«Одинокий пожилой человек ищет места управителя в надежде заслужить себе вечный приют усердием и честностью. Спросить там-то. Тут же продается канарейка, которая дерется на руке и поет». И вот представляется бедная комнатка-уголок в глухом переулке, в старом деревянном домике; убранство ее – ветхий стол, давно приговоренный к сожжению, стул без задка да матрас с чемоданом вместо подушки. Здесь, на хлебах у какой-то вдовы, приютился в ожидании места объявитель. Издалека притащился он в надежде основаться и дожить свой век в столице. Ни родных, ни знакомых – нет у него никого в огромном городе; был, правда, один сослуживец-однокашник, да он живет теперь в таких палатах, что и подойти страшно; верзила-швейцар стоит у дверей, докладывает по выбору, а на пришельца и не взглянул. Потолкался кое-куда будущий управитель – везде один ответ: «подождите». Ждет он и месяц, и два, и полгода, перебиваясь со дня на день последними крохами; наконец, и крохи под исход, и продавать более нечего; разве единственный заслуженный фрак. Хозяйка отдыха не дает: «когда же, батюшка, разбогатеешь ты деньжонками? Сама, вдова горькая, бьюсь как рыба об лед». – «Дай напечатаю в газетах, авось будет толк, навернется, может быть, какой приезжий помещик», – думает бедняга и отдает трудовой четвертак за скромную публикацию. Но если кому и нужен управляющий, кто поедет в такую даль? А когда и завернет случайно наемщик, не сойдутся: не учился, дескать, рациональному хозяйству, осанки управительской не имеет, смирен больно, не сумеет прикрикнуть как должно, распечь кого следует… И опять тягостные дни бесплодного ожиданья, опять пуще прежнего пристает хозяйка, грозит жаловаться… «Делать нечего, продам Анночку», – решается бездольный управитель; а Анночка – канарейка, вскормленная и обученная им в счастливые годы. Привез он с собою желтобокую певунью и век бы не расстался с нею, – да нужда, авось дадут на редкость рублей двадцать… Новая публикация, новое мучительное ожидание. Кого-то бог пошлет – покупщика или наемщика? «Ну, Анночка, прыгни, голубочка, на руку, запой в последний раз бриллиантовой флейтой с раскатами… Ох, нет, ни за что не расстануся с тобой!»

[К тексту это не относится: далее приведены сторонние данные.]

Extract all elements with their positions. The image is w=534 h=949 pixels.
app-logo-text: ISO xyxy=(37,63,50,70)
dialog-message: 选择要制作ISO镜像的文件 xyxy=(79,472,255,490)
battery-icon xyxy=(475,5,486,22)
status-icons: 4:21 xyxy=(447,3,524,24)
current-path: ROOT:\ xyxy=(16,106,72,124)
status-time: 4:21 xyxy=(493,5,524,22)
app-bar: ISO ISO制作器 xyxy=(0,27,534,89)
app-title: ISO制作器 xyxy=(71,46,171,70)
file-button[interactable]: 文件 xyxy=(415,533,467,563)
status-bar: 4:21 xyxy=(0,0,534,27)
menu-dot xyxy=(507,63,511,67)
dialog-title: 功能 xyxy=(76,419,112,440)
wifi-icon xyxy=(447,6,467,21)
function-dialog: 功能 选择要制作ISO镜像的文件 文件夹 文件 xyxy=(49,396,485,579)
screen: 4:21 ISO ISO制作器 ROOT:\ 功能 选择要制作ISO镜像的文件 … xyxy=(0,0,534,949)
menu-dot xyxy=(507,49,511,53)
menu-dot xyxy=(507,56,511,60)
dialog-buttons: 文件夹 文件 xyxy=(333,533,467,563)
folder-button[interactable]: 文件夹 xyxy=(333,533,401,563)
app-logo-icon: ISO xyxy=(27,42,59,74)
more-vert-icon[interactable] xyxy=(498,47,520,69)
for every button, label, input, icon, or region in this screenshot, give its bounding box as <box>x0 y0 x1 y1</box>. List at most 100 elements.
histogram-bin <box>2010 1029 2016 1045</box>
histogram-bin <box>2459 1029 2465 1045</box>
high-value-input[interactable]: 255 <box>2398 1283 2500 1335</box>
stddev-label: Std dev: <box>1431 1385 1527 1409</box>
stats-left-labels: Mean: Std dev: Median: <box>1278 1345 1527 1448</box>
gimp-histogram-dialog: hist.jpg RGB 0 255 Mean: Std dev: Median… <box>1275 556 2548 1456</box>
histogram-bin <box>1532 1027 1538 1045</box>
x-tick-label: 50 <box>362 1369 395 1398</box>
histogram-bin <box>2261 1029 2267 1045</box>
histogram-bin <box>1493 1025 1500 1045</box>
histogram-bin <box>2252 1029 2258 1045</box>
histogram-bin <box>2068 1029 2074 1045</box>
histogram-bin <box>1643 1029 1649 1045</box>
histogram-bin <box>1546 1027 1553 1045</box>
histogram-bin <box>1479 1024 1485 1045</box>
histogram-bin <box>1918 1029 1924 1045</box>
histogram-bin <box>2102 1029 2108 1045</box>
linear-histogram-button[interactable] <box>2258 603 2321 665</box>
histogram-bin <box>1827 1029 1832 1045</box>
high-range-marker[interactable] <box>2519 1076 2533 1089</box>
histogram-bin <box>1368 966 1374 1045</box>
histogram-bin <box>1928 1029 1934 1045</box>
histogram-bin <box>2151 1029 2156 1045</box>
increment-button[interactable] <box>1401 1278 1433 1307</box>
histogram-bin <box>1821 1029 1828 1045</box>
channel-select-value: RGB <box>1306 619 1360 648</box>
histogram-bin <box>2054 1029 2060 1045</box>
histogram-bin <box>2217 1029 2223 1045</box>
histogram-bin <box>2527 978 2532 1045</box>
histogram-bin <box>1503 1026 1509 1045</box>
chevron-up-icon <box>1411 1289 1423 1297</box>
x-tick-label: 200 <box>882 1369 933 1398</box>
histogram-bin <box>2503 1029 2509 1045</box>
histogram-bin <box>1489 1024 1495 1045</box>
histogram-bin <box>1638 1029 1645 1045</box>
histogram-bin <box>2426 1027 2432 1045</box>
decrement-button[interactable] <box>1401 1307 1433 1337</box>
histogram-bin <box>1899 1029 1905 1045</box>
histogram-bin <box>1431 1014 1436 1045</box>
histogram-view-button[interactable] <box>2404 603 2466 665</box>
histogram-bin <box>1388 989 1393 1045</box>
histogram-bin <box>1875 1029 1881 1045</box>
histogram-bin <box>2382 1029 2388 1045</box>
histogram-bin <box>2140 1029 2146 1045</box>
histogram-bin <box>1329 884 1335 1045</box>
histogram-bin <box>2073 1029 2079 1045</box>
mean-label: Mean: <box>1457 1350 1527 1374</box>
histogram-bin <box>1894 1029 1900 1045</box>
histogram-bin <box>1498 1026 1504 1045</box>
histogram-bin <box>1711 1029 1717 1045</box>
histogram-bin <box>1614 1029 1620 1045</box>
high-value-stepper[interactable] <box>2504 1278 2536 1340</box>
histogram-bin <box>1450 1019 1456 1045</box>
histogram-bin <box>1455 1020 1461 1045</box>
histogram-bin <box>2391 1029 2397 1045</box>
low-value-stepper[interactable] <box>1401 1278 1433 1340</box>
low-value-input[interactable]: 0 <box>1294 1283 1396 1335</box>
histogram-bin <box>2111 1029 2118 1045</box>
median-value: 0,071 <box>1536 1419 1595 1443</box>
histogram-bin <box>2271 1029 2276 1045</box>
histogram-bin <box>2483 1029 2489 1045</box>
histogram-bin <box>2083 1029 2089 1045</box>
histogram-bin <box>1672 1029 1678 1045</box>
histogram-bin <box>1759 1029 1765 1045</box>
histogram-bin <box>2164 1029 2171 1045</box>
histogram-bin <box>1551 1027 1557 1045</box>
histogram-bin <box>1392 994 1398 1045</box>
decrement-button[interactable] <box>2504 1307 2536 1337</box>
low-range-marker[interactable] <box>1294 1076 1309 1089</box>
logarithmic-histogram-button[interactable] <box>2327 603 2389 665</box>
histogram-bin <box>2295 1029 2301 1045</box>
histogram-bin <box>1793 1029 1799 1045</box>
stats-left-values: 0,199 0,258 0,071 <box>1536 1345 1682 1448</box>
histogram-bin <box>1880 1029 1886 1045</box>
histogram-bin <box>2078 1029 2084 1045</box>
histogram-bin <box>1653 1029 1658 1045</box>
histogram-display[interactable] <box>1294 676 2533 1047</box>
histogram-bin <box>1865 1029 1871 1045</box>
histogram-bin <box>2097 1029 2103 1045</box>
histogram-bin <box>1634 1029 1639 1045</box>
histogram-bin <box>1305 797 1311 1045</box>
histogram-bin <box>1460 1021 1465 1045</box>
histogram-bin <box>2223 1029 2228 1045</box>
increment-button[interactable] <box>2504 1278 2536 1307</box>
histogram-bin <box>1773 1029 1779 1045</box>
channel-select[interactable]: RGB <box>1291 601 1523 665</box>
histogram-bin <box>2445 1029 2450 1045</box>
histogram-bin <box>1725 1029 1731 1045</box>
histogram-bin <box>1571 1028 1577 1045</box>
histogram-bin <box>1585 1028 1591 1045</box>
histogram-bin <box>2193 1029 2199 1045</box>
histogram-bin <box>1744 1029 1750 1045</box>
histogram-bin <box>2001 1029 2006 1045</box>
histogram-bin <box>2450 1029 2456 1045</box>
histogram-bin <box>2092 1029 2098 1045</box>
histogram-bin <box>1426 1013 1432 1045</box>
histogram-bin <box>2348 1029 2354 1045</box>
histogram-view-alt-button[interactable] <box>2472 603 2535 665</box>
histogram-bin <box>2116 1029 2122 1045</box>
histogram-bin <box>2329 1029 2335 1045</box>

«Гувернантка, знающая языки французский, немецкий и музыку, желает поступить к малолетним детям в самую дальнюю губернию». Почему же в самую дальнюю, в глушь, в Саратов, в Оренбург? Почему не здесь, в столице, или в ближней губернии? Не высказывается ли тут желание унести далеко от суетной, шумной жизни, от любопытных взоров, от людских пересудов следы душевного горя, неизлечимой сердечной раны – и среди новых впечатлений, однообразного, скромного быта заглушить в себе грустные воспоминания? Кто знает! Чужая душа, что лес, темна.
«Проездом от Арбатских ворот под Девичье потерян старинный кинжал с простой деревянной рукояткой; доставивший его по адресу получит такую-то награду». Это что значит? Потерял антикварий, возивший показывать другому любителю старины свое приобретение, стоившее ему немалых хлопот; поднял потерю уличный мальчишка и, рассмотрев, что ножик крепкий, усердно отточил его на камне и определил исправлять какую-то домашнюю службу. Мигом разнесла публикация весть о дорогой для древнолюбителя потере; но, увы! мальчишка не читает газет и ценит свою находку не на вес золота, которое мог бы получить от хозяина вещи, а дешевле обыкновенного ножа, потому что у этого последнего ручка- то костяная… А между тем бедный антикварий не знает себе спокойного часа; чуть стукнули в дверь – кто? не кинжал ли принесли? Займется делом – мысли бегут за мечтами, в строках мерещится узорчатая рукоятка с надписью, объяснение которой доставило ему столько удовольствий; забудется сном – сердце не на месте и тревожная дума пробуждает ежеминутно.
Потеря другого рода – и другая сторона медали. «На маскараде в Большом театре обронено золотое кольцо, с медальоном из волос, на котором вырезаны, литеры Н.И.18…» Здесь как гадать? Действительно ли волею злой судьбы потерян сердечный сувенир, или какое-нибудь остроглазое домино похитило его с согласия владельца за ужином tкte-а- tкte? Сожалеет ли потерявший об утрате, или с приятным чувством воспоминает о милой болтовне, которой предшествовало похищение кольца, и только для формы, для успокоения особы, с которой связало его кольцо лет пять тому, публикует во всеобщее известие о сомнительной потере? За неимением фактов решить трудно.